CARE verteilt in dem kleinen Ort Cholera Vorsorge-Kits mit Seifen, Trinksalzlösungen und Wasseraufbereitungstabletten. Das Team erklärt jeder Familie, wie sie sich vor Cholera schützen kann. Regelmäßiges Händewaschen sowie Abkochen von Wasser und Nahrungsmitteln vorm Verzehr sind elementare Voraussetzungen, um in Zeiten der Cholera zu Überleben. Aber CARE unterstützt nicht nur die Menschen im Dorf Koli Soko. In vier Regionen verteilt CARE Vorsorge-Kits mit Hygieneartikeln und Trinksalzlösungen. Zudem informiert CARE die Menschen über das Radio, wie sie sich am besten vor Cholera schützen können.

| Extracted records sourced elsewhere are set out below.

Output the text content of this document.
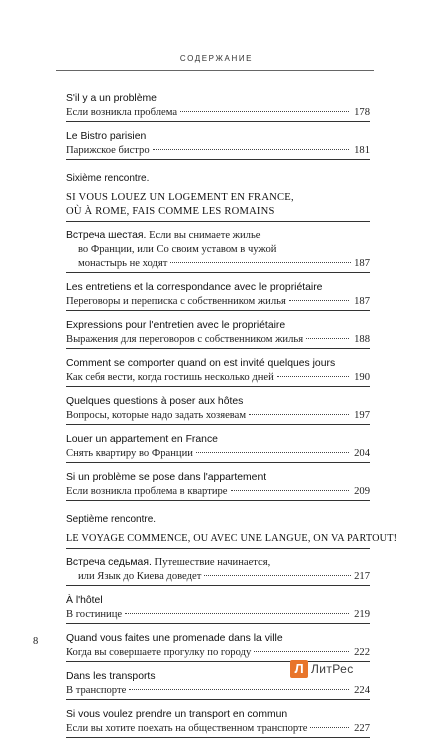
СОДЕРЖАНИЕ
S'il y a un problème
Если возникла проблема	178
Le Bistro parisien
Парижское бистро	181
Sixième rencontre.
SI VOUS LOUEZ UN LOGEMENT EN FRANCE,
OÙ À ROME, FAIS COMME LES ROMAINS
Встреча шестая. Если вы снимаете жилье
во Франции, или Со своим уставом в чужой
монастырь не ходят	187
Les entretiens et la correspondance avec le propriétaire
Переговоры и переписка с собственником жилья	187
Expressions pour l'entretien avec le propriétaire
Выражения для переговоров с собственником жилья	188
Comment se comporter quand on est invité quelques jours
Как себя вести, когда гостишь несколько дней	190
Quelques questions à poser aux hôtes
Вопросы, которые надо задать хозяевам	197
Louer un appartement en France
Снять квартиру во Франции	204
Si un problème se pose dans l'appartement
Если возникла проблема в квартире	209
Septième rencontre.
LE VOYAGE COMMENCE, OU AVEC UNE LANGUE, ON VA PARTOUT!
Встреча седьмая. Путешествие начинается,
или Язык до Киева доведет	217
À l'hôtel
В гостинице	219
Quand vous faites une promenade dans la ville
Когда вы совершаете прогулку по городу	222
Dans les transports
В транспорте	224
Si vous voulez prendre un transport en commun
Если вы хотите поехать на общественном транспорте	227
8
Л ЛитРес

Während das CARE-Team Koli Soko verlässt, badet Yebefula ihre Kinder mit der Seife, die sie soeben erhalten hat. Sie hofft inständig, dass ihre Kinder von der lebensbedrohlichen Krankheit verschont bleiben. Aber viele Familien warten noch darauf, Trinksalzlösungen und Hygieneartikel für den Kampf gegen die Cholera zu erhalten. CARE arbeitet in Sierra Leone unter Hochdruck, um neben der Nothilfe mit den Menschen auch langfristige Lösungen gegen die Cholera zu finden.